Quantitative subcellular proteomics using SILAC reveals enhanced metabolic buffering in the pluripotent ground state

• Published in: Stem cell research Vol. 33; pp. 135 - 145
• Main Authors: van Mierlo, Guido, Wester, Roelof A., Marks, Hendrik
• Format: Journal Article
• Language: English
• Published: England Elsevier B.V 01.12.2018; Elsevier
• Subjects: Embryonic stem cells; Metabolism; Naïve pluripotency; SILAC; Naïve pluripotency; SILAC; Embryonic stem cells; Metabolism
• ISSN: 1873-5061; 1876-7753
• DOI: 10.1016/j.scr.2018.09.017

The ground state of pluripotency is defined as a minimal unrestricted epigenetic state as present in the Inner Cell Mass. Mouse embryonic stem cells (ESCs) grown in a defined serum-free medium with two kinase inhibitors (“2i ESCs”) have been postulated to reflect ground-state pluripotency, whereas ESCs grown in the presence of serum (“serum ESCs”) share more similarities with post-implantation epiblast cells. Pluripotency results from an intricate interplay between cytoplasmic, nuclear and chromatin-associated proteins. Here, we perform quantitative subcellular proteomics to gain insight in the molecular mechanisms sustaining the pluripotent states reflected by 2i and serum ESCs.
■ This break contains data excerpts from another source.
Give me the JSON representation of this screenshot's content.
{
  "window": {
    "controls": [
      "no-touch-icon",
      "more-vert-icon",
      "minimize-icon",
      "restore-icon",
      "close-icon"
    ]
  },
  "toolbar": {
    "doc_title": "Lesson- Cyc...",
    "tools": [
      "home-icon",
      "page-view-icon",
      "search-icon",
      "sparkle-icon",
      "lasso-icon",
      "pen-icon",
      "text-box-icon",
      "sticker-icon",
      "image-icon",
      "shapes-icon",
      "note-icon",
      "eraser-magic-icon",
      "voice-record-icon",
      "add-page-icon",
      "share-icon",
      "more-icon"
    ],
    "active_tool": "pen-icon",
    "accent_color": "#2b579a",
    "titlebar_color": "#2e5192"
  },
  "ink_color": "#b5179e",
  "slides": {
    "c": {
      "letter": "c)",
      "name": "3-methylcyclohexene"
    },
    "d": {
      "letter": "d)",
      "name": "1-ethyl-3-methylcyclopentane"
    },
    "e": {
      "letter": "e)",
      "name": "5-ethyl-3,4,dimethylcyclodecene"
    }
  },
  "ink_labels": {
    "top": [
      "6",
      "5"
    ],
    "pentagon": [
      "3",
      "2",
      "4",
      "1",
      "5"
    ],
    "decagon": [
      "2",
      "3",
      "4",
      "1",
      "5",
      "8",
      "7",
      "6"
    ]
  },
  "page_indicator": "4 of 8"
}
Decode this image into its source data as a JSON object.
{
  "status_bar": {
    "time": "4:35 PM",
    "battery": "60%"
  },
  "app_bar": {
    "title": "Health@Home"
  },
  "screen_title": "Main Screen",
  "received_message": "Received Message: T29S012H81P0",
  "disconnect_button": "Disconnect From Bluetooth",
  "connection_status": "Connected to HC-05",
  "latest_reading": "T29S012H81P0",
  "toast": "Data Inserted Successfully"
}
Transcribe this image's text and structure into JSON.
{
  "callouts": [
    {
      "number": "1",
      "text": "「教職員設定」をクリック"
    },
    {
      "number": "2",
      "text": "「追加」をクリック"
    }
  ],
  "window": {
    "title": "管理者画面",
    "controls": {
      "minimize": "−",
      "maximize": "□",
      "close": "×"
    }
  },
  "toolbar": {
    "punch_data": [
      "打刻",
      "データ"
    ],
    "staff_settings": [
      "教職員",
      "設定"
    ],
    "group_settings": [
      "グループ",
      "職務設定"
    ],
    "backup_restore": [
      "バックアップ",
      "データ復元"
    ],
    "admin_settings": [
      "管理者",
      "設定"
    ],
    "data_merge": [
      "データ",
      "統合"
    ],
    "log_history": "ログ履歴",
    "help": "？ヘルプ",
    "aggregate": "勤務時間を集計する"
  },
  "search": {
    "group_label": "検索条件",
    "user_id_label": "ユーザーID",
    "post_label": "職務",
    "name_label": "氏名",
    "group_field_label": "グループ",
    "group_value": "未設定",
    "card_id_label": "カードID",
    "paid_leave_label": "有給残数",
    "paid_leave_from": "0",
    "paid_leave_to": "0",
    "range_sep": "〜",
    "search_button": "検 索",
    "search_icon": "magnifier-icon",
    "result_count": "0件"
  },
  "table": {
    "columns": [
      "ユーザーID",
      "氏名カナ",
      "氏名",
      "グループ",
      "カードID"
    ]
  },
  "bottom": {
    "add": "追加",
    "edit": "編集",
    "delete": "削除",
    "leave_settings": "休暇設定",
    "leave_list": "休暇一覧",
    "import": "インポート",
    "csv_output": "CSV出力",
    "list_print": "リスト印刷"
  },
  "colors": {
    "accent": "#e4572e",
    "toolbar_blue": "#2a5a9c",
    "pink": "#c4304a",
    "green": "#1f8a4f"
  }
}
We describe a full SILAC workflow and quality controls for proteomic comparison of 2i and serum ESCs, allowing subcellular proteomics of the cytoplasm, nucleoplasm and chromatin. The obtained quantitative information revealed increased levels of naïve pluripotency factors on the chromatin of 2i ESCs. Surprisingly, the cytoplasmic proteome suggests that 2i and serum ESCs utilize distinct metabolic programs, which include upregulation of free radical buffering by the glutathione pathway in 2i ESCs. Through induction of intracellular radicals, we show that the altered metabolic environment renders 2i ESCs less sensitive to oxidative stress. Altogether, this work provides novel insights into the proteomic landscape underlying ground state pluripotency. •Description of a robust SILAC workflow for proteomics of 2i and serum ESCs.•Quantitative proteomics of 2i and serum mouse ESCs at subcellular resolution.•2i ESCs show enhanced buffering of metabolic stress.